A partir de posturas e experiências do próprio Allan Kardec,1 destacamos em textos anteriores a importância da manutenção da aliança entre a pesquisa bíblica acadêmica e as informações fornecidas pelas obras mediúnicas de conteúdo histórico. 2 Dessa forma, ainda na busca de uma compreensão mais profunda dos episódios e ensinamentos do Novo Testamento, destacamos nesse artigo interessante coincidência: a presença de importante argumento paulino em uma de suas epístolas, o qual parece refletir uma interpretação de Gamaliel documentada em Paulo e Estêvão, obra de Emmanuel psicografada por Chico Xavier.

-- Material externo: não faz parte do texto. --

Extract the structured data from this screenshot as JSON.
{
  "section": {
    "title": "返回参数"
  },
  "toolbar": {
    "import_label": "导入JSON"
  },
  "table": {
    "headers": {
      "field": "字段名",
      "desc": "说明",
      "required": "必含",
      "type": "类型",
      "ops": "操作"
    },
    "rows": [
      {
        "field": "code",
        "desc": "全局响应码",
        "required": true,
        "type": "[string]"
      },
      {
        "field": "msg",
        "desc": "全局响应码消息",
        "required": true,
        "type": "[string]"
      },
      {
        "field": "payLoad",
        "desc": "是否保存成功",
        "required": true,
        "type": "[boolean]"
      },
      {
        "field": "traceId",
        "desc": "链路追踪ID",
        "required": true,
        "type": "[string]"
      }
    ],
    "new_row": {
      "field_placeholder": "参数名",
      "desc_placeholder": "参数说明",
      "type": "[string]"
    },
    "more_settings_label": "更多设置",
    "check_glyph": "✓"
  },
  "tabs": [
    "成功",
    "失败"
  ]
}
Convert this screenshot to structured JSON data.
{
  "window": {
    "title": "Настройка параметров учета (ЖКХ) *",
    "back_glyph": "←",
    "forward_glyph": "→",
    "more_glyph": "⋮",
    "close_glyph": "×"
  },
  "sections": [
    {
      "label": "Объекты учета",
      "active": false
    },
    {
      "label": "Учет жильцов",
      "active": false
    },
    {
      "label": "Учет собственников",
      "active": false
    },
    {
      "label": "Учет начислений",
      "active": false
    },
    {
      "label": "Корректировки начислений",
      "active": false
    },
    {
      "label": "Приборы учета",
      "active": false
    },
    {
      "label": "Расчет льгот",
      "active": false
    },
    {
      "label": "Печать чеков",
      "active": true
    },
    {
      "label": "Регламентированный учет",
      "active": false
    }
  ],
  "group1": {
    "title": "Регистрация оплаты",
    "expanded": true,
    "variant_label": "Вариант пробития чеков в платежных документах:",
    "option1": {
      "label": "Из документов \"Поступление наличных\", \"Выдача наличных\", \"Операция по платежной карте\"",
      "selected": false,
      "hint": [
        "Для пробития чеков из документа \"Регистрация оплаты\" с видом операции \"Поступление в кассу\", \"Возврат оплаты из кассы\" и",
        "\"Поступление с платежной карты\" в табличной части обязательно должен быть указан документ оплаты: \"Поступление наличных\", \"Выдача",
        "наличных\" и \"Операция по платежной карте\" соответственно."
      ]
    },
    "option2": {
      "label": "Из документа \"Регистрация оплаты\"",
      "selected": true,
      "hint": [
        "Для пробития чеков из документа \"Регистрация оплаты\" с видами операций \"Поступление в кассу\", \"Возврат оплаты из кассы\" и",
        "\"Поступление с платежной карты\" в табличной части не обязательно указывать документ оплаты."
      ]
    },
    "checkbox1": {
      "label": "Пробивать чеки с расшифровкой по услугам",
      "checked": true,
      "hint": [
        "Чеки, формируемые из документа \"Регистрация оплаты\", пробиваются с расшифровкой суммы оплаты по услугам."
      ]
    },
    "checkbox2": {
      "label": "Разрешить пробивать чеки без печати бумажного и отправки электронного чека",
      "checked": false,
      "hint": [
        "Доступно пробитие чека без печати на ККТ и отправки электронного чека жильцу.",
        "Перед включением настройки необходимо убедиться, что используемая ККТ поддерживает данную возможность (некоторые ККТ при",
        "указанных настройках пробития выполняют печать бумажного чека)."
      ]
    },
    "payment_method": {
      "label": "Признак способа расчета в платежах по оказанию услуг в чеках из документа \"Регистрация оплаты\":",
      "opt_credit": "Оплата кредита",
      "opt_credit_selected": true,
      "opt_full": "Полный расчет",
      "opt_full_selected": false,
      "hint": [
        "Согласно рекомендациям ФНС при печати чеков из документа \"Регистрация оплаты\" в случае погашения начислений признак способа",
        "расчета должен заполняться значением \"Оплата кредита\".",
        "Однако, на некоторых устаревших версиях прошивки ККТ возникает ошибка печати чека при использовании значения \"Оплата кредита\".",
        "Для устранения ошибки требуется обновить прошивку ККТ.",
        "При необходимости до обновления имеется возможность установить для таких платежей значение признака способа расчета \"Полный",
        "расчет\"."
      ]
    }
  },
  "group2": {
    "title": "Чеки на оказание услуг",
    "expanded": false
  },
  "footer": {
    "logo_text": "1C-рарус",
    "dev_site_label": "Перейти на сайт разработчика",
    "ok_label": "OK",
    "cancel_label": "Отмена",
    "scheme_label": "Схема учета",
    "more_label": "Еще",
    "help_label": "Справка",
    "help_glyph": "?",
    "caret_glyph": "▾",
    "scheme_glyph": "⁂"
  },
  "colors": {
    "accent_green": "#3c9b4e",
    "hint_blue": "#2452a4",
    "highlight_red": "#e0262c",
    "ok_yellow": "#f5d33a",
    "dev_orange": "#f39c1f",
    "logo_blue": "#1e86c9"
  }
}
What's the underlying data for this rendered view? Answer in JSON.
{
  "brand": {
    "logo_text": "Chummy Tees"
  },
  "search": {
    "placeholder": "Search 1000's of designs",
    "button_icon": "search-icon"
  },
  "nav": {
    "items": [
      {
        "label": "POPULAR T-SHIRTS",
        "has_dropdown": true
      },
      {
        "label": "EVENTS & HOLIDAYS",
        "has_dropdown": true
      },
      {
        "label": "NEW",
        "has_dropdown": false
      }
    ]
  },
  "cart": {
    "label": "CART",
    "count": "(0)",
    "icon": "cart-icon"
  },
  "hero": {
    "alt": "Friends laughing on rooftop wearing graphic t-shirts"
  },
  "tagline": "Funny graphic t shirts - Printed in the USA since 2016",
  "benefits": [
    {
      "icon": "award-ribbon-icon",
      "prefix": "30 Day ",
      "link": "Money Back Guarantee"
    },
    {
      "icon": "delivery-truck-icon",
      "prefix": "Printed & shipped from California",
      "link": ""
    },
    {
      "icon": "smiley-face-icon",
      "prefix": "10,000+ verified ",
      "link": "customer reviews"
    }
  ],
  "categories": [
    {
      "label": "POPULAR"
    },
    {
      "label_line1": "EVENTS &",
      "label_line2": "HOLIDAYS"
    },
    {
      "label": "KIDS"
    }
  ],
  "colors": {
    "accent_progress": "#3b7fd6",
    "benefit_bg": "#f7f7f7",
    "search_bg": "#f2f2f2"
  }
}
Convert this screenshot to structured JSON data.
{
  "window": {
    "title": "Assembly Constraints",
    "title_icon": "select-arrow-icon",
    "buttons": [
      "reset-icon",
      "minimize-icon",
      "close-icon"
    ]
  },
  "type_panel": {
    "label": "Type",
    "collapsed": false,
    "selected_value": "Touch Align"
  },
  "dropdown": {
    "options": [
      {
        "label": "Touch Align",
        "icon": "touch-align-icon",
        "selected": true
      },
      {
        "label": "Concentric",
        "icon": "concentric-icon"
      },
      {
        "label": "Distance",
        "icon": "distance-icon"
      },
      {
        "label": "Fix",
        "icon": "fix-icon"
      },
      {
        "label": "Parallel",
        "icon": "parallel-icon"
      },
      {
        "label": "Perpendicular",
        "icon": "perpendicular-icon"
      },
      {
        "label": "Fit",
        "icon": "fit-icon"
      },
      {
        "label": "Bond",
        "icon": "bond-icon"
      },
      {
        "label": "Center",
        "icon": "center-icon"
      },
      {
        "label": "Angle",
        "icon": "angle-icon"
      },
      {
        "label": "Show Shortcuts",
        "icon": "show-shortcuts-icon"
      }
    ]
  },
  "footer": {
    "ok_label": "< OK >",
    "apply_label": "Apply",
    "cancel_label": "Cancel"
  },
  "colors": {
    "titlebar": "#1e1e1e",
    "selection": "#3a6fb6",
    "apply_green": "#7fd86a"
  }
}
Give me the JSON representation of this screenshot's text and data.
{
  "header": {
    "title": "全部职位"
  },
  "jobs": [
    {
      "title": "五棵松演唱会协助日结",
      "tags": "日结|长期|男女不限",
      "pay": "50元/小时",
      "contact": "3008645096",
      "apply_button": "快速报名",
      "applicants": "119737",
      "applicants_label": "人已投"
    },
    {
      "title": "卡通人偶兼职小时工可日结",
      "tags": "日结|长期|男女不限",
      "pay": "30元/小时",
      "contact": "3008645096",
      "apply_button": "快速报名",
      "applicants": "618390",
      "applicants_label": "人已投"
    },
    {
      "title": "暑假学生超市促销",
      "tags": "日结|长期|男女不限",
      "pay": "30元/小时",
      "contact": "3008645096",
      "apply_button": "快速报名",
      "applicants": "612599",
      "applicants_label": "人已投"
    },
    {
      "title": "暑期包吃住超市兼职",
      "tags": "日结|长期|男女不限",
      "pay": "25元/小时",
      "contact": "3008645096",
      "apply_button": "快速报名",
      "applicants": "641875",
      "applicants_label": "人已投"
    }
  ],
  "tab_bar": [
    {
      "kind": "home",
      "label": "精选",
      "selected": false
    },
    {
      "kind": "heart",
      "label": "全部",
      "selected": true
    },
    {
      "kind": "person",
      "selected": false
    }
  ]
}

A epístola aos Hebreus tem sido admitida majoritariamente como não paulina, mas oriunda de círculos que valorizavam sua tradição. 3 Sua autenticidade já era debatida na Antiguidade, o que não impediu sua inclusão no cânone bíblico cristão, nosso Novo Testamento. Afinal, sua importância para o cristianismo nascente é atestada em diversos textos dos séculos II ao IV, 4 onde embasa argumentos teológicos fundamentais. Mais recentemente, a autoria paulina tem sido questionada devido a diferenças de estilo literário, ainda que não haja discrepâncias teológicas em relação às demais cartas. 5 Porém, há aqueles que caminham na direção oposta, observando que a maioria das cartas de Paulo exibe estilos diferentes, talvez necessários a cada ocasião; que se tratam de textos curtos para comparações desse tipo; e que análises computacionais apontam para uma mesma autoria. 6
Para parte dos estudiosos, seu local de redação é impreciso, pois a afirmação “os da Itália vos saúdam” (Hebreus 13:24) pode significar simplesmente a presença de “italianos” junto do autor. Além disso, apenas pela análise textual, não é possível determinar certamente os destinatários do documento. Contudo, pela referência constante a imagens e realidades religiosas hebraicas, podem se tratar de “cristãos provenientes do judaísmo ou, de alguma forma, familiarizados com a cultura bíblica e as instituições judaicas”. 7 Ademais, tem sido datada no século I, possivelmente antes do ano 70, pois “o modo como fala do templo e do culto hebraico supõe que a destruição de Jerusalém ainda não ocorreu”. 8 Dessa forma, coincide com o tempo de vida do Apóstolo em Roma. Naturalmente, ainda que embasadas, essas conclusões são hipotéticas.
Segundo Emmanuel, todavia, a epístola é de autoria de Paulo, redigida em Roma no ano 61, 9 em “residência nas proximidades da prisão”, onde foi autorizado a permanecer aguardando seu julgamento por Nero.10 Entre as tarefas de consolação e esclarecimento a que se entregava, o Apóstolo resolveu convocar as lideranças judaicas da capital do Império, a fim de expor os princípios cristãos. Ainda que enfrentasse a resistência habitual da maioria, dedicou-se o quanto pôde ao esclarecimento dos irmãos israelitas, decidindo-se, enfim, por redigir a famosa carta. Logo, seu destinatário inicial não era cristão. Naquele período,
aproveitando as últimas horas de cada dia, os companheiros de Paulo viram que ele escrevia um documento a que dedicava profunda atenção. Às vezes, era visto a escrever com lágrimas, como se desejasse fazer da mensagem um depósito de santas inspirações. Em dois meses entregava o trabalho a Aristarco para copiá-lo, dizendo:
— Esta é a epístola aos hebreus. Fiz questão de grafá-la, valendo-me dos próprios recursos, pois que a dedico aos meus irmãos de raça e procurei escrevê-la com o coração.